Theoretically, given the distribution of the requests and the Redis memory overhead, it should be possible to compute the hit rate analytically with with a mathematical formula. However, Redis can be configured with different LRU settings (number of samples) and LRU’s implementation, which is approximated in Redis, changes a lot between different versions. Similarly the amount of memory per key may change between versions. That is why this tool was built: its main motivation was for testing the quality of Redis’ LRU implementation, but now is also useful in for testing how a given version behaves with the settings you had in mind for your deployment.
In order to use this mode, you need to specify the amount of keys
in the test. You also need to configure a
maxmemory setting that
makes sense as a first try.
IMPORTANT NOTE: Configuring the
maxmemory setting in the Redis configuration
is crucial: if there is no cap to the maximum memory usage, the hit will
eventually be 100% since all the keys can be stored in memory. Or if you
specify too many keys and no maximum memory, eventually all the computer
RAM will be used. It is also needed to configure an appropriate
maxmemory policy, most of the times what you want is
In the following example I configured a memory limit of 100MB, and an LRU simulation using 10 million keys.
WARNING: the test uses pipelining and will stress the server, don’t use it with production instances.
$ ./redis-cli --lru-test 10000000 156000 Gets/sec | Hits: 4552 (2.92%) | Misses: 151448 (97.08%) 153750 Gets/sec | Hits: 12906 (8.39%) | Misses: 140844 (91.61%) 159250 Gets/sec | Hits: 21811 (13.70%) | Misses: 137439 (86.30%) 151000 Gets/sec | Hits: 27615 (18.29%) | Misses: 123385 (81.71%) 145000 Gets/sec | Hits: 32791 (22.61%) | Misses: 112209 (77.39%) 157750 Gets/sec | Hits: 42178 (26.74%) | Misses: 115572 (73.26%) 154500 Gets/sec | Hits: 47418 (30.69%) | Misses: 107082 (69.31%) 151250 Gets/sec | Hits: 51636 (34.14%) | Misses: 99614 (65.86%)

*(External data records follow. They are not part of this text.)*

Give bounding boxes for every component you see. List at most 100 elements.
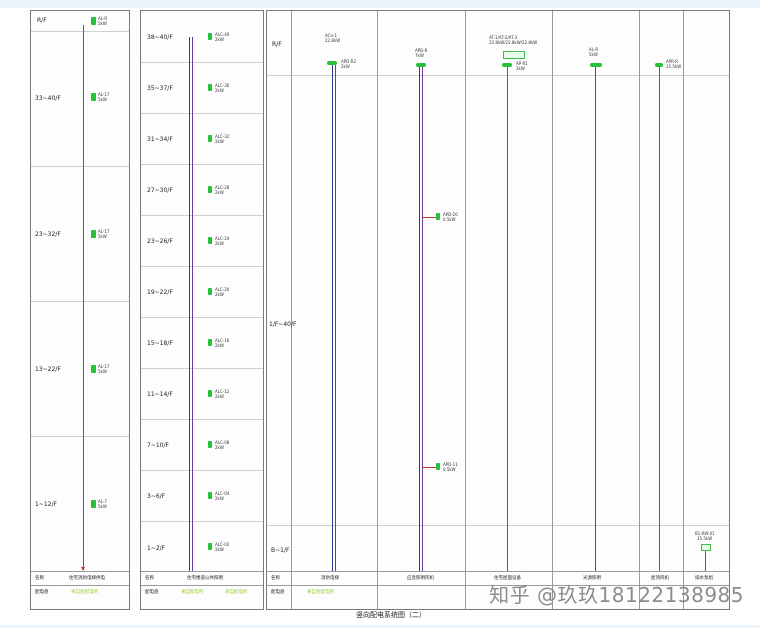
floor-label: 15~18/F <box>147 340 173 347</box>
floor-label: 27~30/F <box>147 187 173 194</box>
column-divider <box>683 11 684 609</box>
column-divider <box>377 11 378 609</box>
feeder-arrow <box>81 567 85 571</box>
panel-rating: 0.5kW <box>443 467 456 472</box>
row-divider <box>141 62 263 63</box>
floor-label: 31~34/F <box>147 136 173 143</box>
row-divider <box>141 419 263 420</box>
riser-line <box>192 37 193 571</box>
column-divider <box>639 11 640 609</box>
panel-rating: 2kW <box>215 394 224 399</box>
floor-label: 13~22/F <box>35 366 61 373</box>
panel-node <box>208 135 212 142</box>
panel-node <box>91 93 96 101</box>
floor-label: 7~10/F <box>147 442 169 449</box>
panel-node <box>91 17 96 25</box>
floor-label: 11~14/F <box>147 391 173 398</box>
footer-name: 消防电梯 <box>321 575 339 580</box>
column-divider <box>291 11 292 609</box>
panel-rating: 2kW <box>215 241 224 246</box>
panel-rating: 2kW <box>215 190 224 195</box>
row-divider <box>141 521 263 522</box>
floor-label: 1~2/F <box>147 545 166 552</box>
sheet-1: R/F 33~40/F 23~32/F 13~22/F 1~12/F AL-R … <box>30 10 130 610</box>
panel-rating: 5kW <box>98 21 107 26</box>
panel-rating: 15.5kW <box>666 64 682 69</box>
panel-rating: 2kW <box>215 88 224 93</box>
switchgear-box <box>701 544 711 551</box>
floor-label: R/F <box>37 17 47 24</box>
floor-label: 1~12/F <box>35 501 57 508</box>
row-divider <box>141 585 263 586</box>
panel-node <box>436 463 440 470</box>
panel-rating: 2kW <box>215 139 224 144</box>
panel-node <box>208 492 212 499</box>
feeder-line <box>659 67 660 571</box>
column-divider <box>465 11 466 609</box>
row-divider <box>31 166 129 167</box>
floor-label: 35~37/F <box>147 85 173 92</box>
row-divider <box>141 470 263 471</box>
feeder-line <box>422 67 423 571</box>
row-divider <box>31 585 129 586</box>
panel-node <box>208 390 212 397</box>
row-divider <box>141 215 263 216</box>
panel-node <box>208 543 212 550</box>
floor-label: 23~32/F <box>35 231 61 238</box>
panel-node <box>208 237 212 244</box>
panel-rating: 2kW <box>215 292 224 297</box>
row-divider <box>31 301 129 302</box>
panel-rating: 2kW <box>215 445 224 450</box>
feeder-line <box>507 67 508 571</box>
top-band <box>0 0 760 8</box>
footer-label: 配电盘 <box>35 589 49 594</box>
floor-label: R/F <box>272 41 282 48</box>
footer-label: 名称 <box>145 575 154 580</box>
watermark: 知乎 @玖玖18122138985 <box>489 583 744 607</box>
panel-rating: 2kW <box>215 37 224 42</box>
feeder-line <box>419 67 420 571</box>
row-divider <box>141 368 263 369</box>
feeder-line <box>332 65 333 571</box>
row-divider <box>141 571 263 572</box>
panel-rating: 2kW <box>215 496 224 501</box>
panel-node <box>416 63 426 67</box>
footer-source: 来自变配电所 <box>307 589 334 594</box>
footer-label: 名称 <box>35 575 44 580</box>
panel-node <box>208 84 212 91</box>
panel-rating: 2kW <box>215 343 224 348</box>
panel-node <box>436 213 440 220</box>
panel-node <box>208 288 212 295</box>
panel-node <box>91 365 96 373</box>
footer-name: 住宅楼道公共照明 <box>187 575 223 580</box>
row-divider <box>141 164 263 165</box>
sheet-3: R/F 1/F~40/F B~1/F ACn-1 22.8kW APD-R2 2… <box>266 10 730 610</box>
branch-line <box>422 217 436 218</box>
panel-node <box>208 33 212 40</box>
panel-rating: 2kW <box>341 64 350 69</box>
panel-node <box>208 339 212 346</box>
footer-source: 来自配电所 <box>225 589 248 594</box>
row-divider <box>267 571 729 572</box>
row-divider <box>31 571 129 572</box>
footer-name: 住宅消防电梯供电 <box>69 575 105 580</box>
feeder-line <box>595 67 596 571</box>
floor-label: 23~26/F <box>147 238 173 245</box>
column-divider <box>552 11 553 609</box>
feeder-line <box>83 25 84 570</box>
panel-rating: 5kW <box>589 52 598 57</box>
footer-label: 配电盘 <box>145 589 159 594</box>
panel-node <box>91 500 96 508</box>
panel-rating: 5kW <box>98 369 107 374</box>
floor-label: 19~22/F <box>147 289 173 296</box>
panel-rating: 0.5kW <box>443 217 456 222</box>
footer-label: 名称 <box>271 575 280 580</box>
row-divider <box>31 31 129 32</box>
panel-rating: 5kW <box>98 97 107 102</box>
floor-label: 33~40/F <box>35 95 61 102</box>
row-divider <box>141 113 263 114</box>
row-divider <box>141 266 263 267</box>
panel-node <box>208 186 212 193</box>
row-divider <box>31 436 129 437</box>
footer-label: 配电盘 <box>271 589 285 594</box>
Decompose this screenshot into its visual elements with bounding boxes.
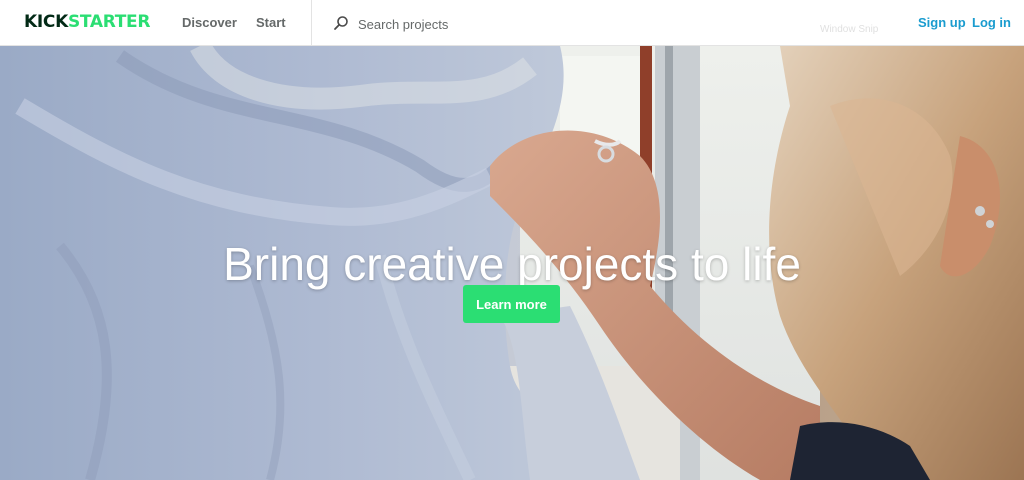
search-icon[interactable] (333, 15, 349, 31)
hero-title: Bring creative projects to life (223, 237, 801, 290)
window-snip-overlay: Window Snip (820, 24, 879, 35)
logo-part-kick: KICK (24, 12, 68, 32)
header-divider (311, 0, 312, 46)
logo-part-starter: STARTER (67, 12, 151, 32)
sign-up-link[interactable]: Sign up (918, 15, 966, 31)
log-in-link[interactable]: Log in (972, 15, 1011, 31)
search-input[interactable] (356, 12, 660, 36)
kickstarter-logo[interactable]: KICKSTARTER (24, 12, 150, 32)
learn-more-button[interactable]: Learn more (463, 285, 560, 323)
nav-start-link[interactable]: Start (256, 15, 286, 31)
top-navigation-bar: KICKSTARTER Discover Start Window Snip S… (0, 0, 1024, 46)
nav-discover-link[interactable]: Discover (182, 15, 237, 31)
hero-banner: Bring creative projects to life Learn mo… (0, 46, 1024, 480)
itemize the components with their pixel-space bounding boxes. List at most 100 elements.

The program shows stats every second. As you see, in the first seconds the cache starts to be populated. The misses rate later stabilizes into the actual figure we can expect in the long time:
120750 Gets/sec | Hits: 48774 (40.39%) | Misses: 71976 (59.61%) 122500 Gets/sec | Hits: 49052 (40.04%) | Misses: 73448 (59.96%) 127000 Gets/sec | Hits: 50870 (40.06%) | Misses: 76130 (59.94%) 124250 Gets/sec | Hits: 50147 (40.36%) | Misses: 74103 (59.64%)
A miss rage of 59% may not be acceptable for our use case. So we know that 100MB of memory are no enough. Let’s try with half gigabyte. After a few minutes we’ll see the output to stabilize to the following figures:
140000 Gets/sec | Hits: 135376 (96.70%) | Misses: 4624 (3.30%) 141250 Gets/sec | Hits: 136523 (96.65%) | Misses: 4727 (3.35%) 140250 Gets/sec | Hits: 135457 (96.58%) | Misses: 4793 (3.42%) 140500 Gets/sec | Hits: 135947 (96.76%) | Misses: 4553 (3.24%)
So we know that with 500MB we are going well enough for our number of keys (10 millions) and distribution (80-20 style).